FastNCD
is an elementary C++ library for calculating the Normalized Compression Distance(NCD) between two strings.
Compressor | Main compression algorithm | Compression level | compression flag |
---|---|---|---|
Gzip | DEFLATE | 9 (best compression) | z_gzip_bc |
Zlib | DEFLATE | 9 (best compression) | z_zlib_bc |
Zlib | DEFLATE | 1 (fastest compression) | z_zlib_fc |
Snappy | LZ77 | default | z_snappy_ds |
Bzip2 | Burrows–Wheeler transform | default | z_bzip2_ds |
You need to include ncd.hpp
in your source code and compile ncd.cpp
with your code. Also, don't forget to link your code with libsnappy
and libboost iostreams
while building your project =)
You could use the Makefile
to build the example files in src
folder:
make all
If make is failing, there is a big chance that something is wrong with the dependencies.
Building and running the tests:
make test
Example code for calculating the NCD between two identical C++ strings by using different real world compressors:
#include "ncd.hpp"
#include <iostream>
#include <string>
using namespace std;
int main() {
// Two identical long (over 500 characters long) strings from The American Crisis by Thomas Paine
string x =
"THESE are the times that try men's souls. The summer soldier and the sunshine patriot will, in this crisis, shrink from the service of their country; but he that stands by it now deserves the love and thanks of man and woman. Tyranny, like hell, is not easily conquered; yet we have this consolation with us, that the harder the conflict, the more glorious the triumph. What we obtain too cheap, we esteem too lightly: it is dearness only that gives everything its value. Heaven knows how to put a proper price upon its goods, and it would be strange indeed if so celestial an article as FREEDOM should not be highly rated";
string y =
"THESE are the times that try men's souls. The summer soldier and the sunshine patriot will, in this crisis, shrink from the service of their country; but he that stands by it now deserves the love and thanks of man and woman. Tyranny, like hell, is not easily conquered; yet we have this consolation with us, that the harder the conflict, the more glorious the triumph. What we obtain too cheap, we esteem too lightly: it is dearness only that gives everything its value. Heaven knows how to put a proper price upon its goods, and it would be strange indeed if so celestial an article as FREEDOM should not be highly rated";
// Of course we first need to create an instance for our NCD class ;)
NCD ncd = NCD();
cout << "string x is: " << x << endl << endl;
cout << "string y is: " << y << endl << endl;
// Snappy with default compression settings used as Z
cout << "snappy with default compression settings: " << ncd.calculate_ncd(x, y, z_snappy_ds)
<< endl;
// GZip with best compression (level 9 compression) used as Z
cout << "gzip with the best compression: "

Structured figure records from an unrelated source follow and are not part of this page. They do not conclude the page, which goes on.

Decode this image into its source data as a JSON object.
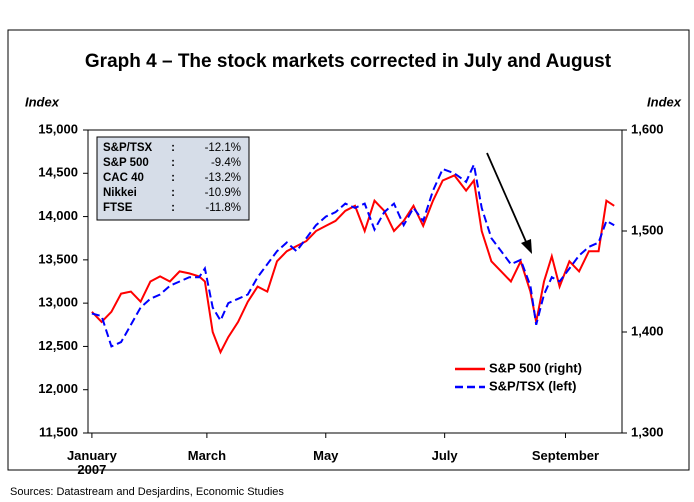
{
  "chart_data": {
    "type": "line",
    "title": "Graph 4 – The stock markets corrected in July and August",
    "ylabel": "Index",
    "y2label": "Index",
    "source": "Sources: Datastream and Desjardins, Economic Studies",
    "xlim": [
      -2,
      272
    ],
    "xticks": [
      {
        "value": 0,
        "label": "January\n2007"
      },
      {
        "value": 59,
        "label": "March"
      },
      {
        "value": 120,
        "label": "May"
      },
      {
        "value": 181,
        "label": "July"
      },
      {
        "value": 243,
        "label": "September"
      }
    ],
    "ylim": [
      11500,
      15000
    ],
    "yticks": [
      {
        "value": 11500,
        "label": "11,500"
      },
      {
        "value": 12000,
        "label": "12,000"
      },
      {
        "value": 12500,
        "label": "12,500"
      },
      {
        "value": 13000,
        "label": "13,000"
      },
      {
        "value": 13500,
        "label": "13,500"
      },
      {
        "value": 14000,
        "label": "14,000"
      },
      {
        "value": 14500,
        "label": "14,500"
      },
      {
        "value": 15000,
        "label": "15,000"
      }
    ],
    "y2lim": [
      1300,
      1600
    ],
    "y2ticks": [
      {
        "value": 1300,
        "label": "1,300"
      },
      {
        "value": 1400,
        "label": "1,400"
      },
      {
        "value": 1500,
        "label": "1,500"
      },
      {
        "value": 1600,
        "label": "1,600"
      }
    ],
    "legend": "lower right",
    "x": [
      0,
      5,
      10,
      15,
      20,
      25,
      30,
      35,
      40,
      45,
      50,
      55,
      58,
      62,
      66,
      70,
      75,
      80,
      85,
      90,
      95,
      100,
      105,
      110,
      115,
      120,
      125,
      130,
      135,
      140,
      145,
      150,
      155,
      160,
      165,
      170,
      175,
      180,
      186,
      192,
      196,
      200,
      205,
      210,
      215,
      220,
      225,
      228,
      232,
      236,
      240,
      245,
      250,
      255,
      260,
      264,
      268
    ],
    "series": [
      {
        "name": "S&P 500 (right)",
        "color": "#ff0000",
        "linestyle": "solid",
        "axis": "y2",
        "values": [
          1420,
          1410,
          1420,
          1438,
          1440,
          1430,
          1450,
          1455,
          1450,
          1460,
          1458,
          1455,
          1450,
          1400,
          1380,
          1395,
          1410,
          1430,
          1445,
          1440,
          1470,
          1480,
          1485,
          1490,
          1500,
          1505,
          1510,
          1520,
          1525,
          1500,
          1530,
          1520,
          1500,
          1510,
          1525,
          1505,
          1530,
          1550,
          1555,
          1540,
          1550,
          1500,
          1470,
          1460,
          1450,
          1470,
          1440,
          1410,
          1450,
          1475,
          1445,
          1470,
          1460,
          1480,
          1480,
          1530,
          1525
        ]
      },
      {
        "name": "S&P/TSX (left)",
        "color": "#0000ff",
        "linestyle": "dashed",
        "axis": "y",
        "values": [
          12880,
          12850,
          12500,
          12550,
          12750,
          12950,
          13050,
          13100,
          13200,
          13250,
          13300,
          13300,
          13400,
          12950,
          12800,
          13000,
          13050,
          13100,
          13300,
          13450,
          13600,
          13700,
          13600,
          13750,
          13900,
          14000,
          14050,
          14150,
          14100,
          14150,
          13850,
          14050,
          14150,
          13900,
          14100,
          13950,
          14300,
          14550,
          14500,
          14400,
          14600,
          14100,
          13750,
          13600,
          13450,
          13500,
          13200,
          12750,
          13100,
          13300,
          13250,
          13400,
          13550,
          13650,
          13700,
          13950,
          13900
        ]
      }
    ],
    "inset": [
      [
        "S&P/TSX",
        ":",
        "-12.1%"
      ],
      [
        "S&P 500",
        ":",
        "-9.4%"
      ],
      [
        "CAC 40",
        ":",
        "-13.2%"
      ],
      [
        "Nikkei",
        ":",
        "-10.9%"
      ],
      [
        "FTSE",
        ":",
        "-11.8%"
      ]
    ]
  }
}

<< ncd.calculate_ncd(x, y, z_gzip_bc) << endl;
// ZLib with best compression (level 9 compression) used as Z
cout << "zlib with the best compression: "
<< ncd.calculate_ncd(x, y, z_zlib_bc) << endl;
// ZLib with fastest compression (level 1 compression) used as Z
cout << "zlib with fastest compression: "
<< ncd.calculate_ncd(x, y, z_zlib_fc) << endl;
// Bzip2 with default compression settings used as Z
cout << "bzip2 with default compression settings: "
<< ncd.calculate_ncd(x, y, z_bzip2_ds) << endl;
return 0;
}
Don't forget to install the following libraries (headers and library files):
- Boost iostreams library (version 1.67.0 or newer)
- Google's Snappy compression library
- zlib
- libbz2
Usually on a Debian
based operating system like Mint
or Ubuntu
, and of course Debian
itself you could install these dependencies by executing the following command in your shell environment:
sudo apt-get install libboost-iostreams-dev libsnappy-dev
The code is developed and tested mainly using Boost 1.67.0
on Debian Buster
using GCC 8.3
, but I guess it should work on the other operating systems that are derivatives of Debian 10 code-base (or newer) too without any modifications.
- Improving the tests
- Adding support for more real-world compressors
-
Zstd
-
LZMA
-
Brotli
-
LZ4
-
- Improving the interface to use (most compressors can accept many different settings that make them distinct)